Mary Louise is coming to grips with the reality every parent faces. Childhood has a definite expiration date. You have only so many years with your kids before they leave your house to build their own lives. It’s what every parent is supposed to want, what they raise their children to do. But it is bittersweet. Mary Louise is also dealing with the realities of having aging parents. This pivotal time brings with it the enormous questions of what you did right and what you did wrong.
This chronicle of her eldest child’s final year at home, of losing her father, as well as other curve balls thrown at her, is not a definitive answer―not for herself and certainly not for any other parent. But her questions, her issues, will resonate with every parent. And, yes, especially with mothers, who are judged more harshly by society and, more important, judge themselves more harshly. What would she do if she had to decide all over again?
Mary Louise’s thoughts as she faces the coming year will speak to anyone who has ever cared about a child or a parent. It. Goes. So. Fast. is honest, funny, poignant, revelatory, and immensely relatable.
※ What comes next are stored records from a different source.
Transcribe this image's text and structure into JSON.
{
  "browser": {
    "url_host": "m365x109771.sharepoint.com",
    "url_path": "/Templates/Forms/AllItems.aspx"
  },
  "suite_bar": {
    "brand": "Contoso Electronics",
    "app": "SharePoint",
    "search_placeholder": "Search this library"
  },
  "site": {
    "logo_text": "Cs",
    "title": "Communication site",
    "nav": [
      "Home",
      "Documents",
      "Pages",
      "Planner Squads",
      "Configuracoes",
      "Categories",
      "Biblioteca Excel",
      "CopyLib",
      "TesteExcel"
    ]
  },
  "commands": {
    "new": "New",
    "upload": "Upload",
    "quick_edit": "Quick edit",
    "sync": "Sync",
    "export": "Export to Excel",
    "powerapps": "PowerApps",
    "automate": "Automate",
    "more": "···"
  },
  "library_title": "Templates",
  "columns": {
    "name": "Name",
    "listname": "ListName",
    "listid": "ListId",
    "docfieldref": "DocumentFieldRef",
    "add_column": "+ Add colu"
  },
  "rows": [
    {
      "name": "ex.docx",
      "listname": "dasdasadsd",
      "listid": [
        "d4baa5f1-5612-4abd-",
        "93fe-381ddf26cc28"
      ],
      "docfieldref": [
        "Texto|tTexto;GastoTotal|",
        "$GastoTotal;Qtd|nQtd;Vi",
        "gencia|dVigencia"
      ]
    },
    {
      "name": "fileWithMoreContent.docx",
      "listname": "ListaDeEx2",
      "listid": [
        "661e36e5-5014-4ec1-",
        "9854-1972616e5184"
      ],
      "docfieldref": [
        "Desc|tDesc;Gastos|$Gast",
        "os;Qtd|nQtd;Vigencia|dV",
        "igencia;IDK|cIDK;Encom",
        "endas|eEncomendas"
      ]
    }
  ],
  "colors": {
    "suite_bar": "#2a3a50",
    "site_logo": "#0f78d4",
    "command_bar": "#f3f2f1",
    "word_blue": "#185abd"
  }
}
Praise for It. Goes. So. Fast.
“It. Goes. So. Fast. is a moving and funny account of the deals we cut with ourselves: what we sacrifice, what we gain, and what we really want (which is everything). By holding up a mirror to her own choices, Mary Louise Kelly gives us tremendous insight into how we struggle to be true to ourselves and the people we love, and how we're never going to get it exactly right. This book is the voice of solidarity. It is a gift.” ―Ann Patchett
“This compelling account of the divided heart of a dedicated journalist and devoted mother is tender and gritty and remarkably relevant.” ―Hilma Wolitzer, Author of Today a Woman Went Mad in the Supermarket
“Mary Louise Kelly has written an achingly honest memoir that reflects the joys, regrets, pitfalls and triumphs of the modern working mother. Humor, heart, and humanity bounce off every. single. page. I felt like I was having a bottle (or two) of wine with a close friend whose balancing act very much resonated with mine―and probably yours too.” ―Katie Couric
Walking from the Harvard Square T station: 10 minutes
As you exit the station, cross Mass. Ave. and proceed along Brattle St. Follow Brattle St. as it curves to the right in Brattle Square (follow the sidewalk on the right side of the street). The Brattle will be on the left-hand side of the street. The building is shared with Algiers Cafe and Alden & Harlow Restaurant, and the theatre entrance is on the left side of the building—look for the sidewalk poster case and marquee.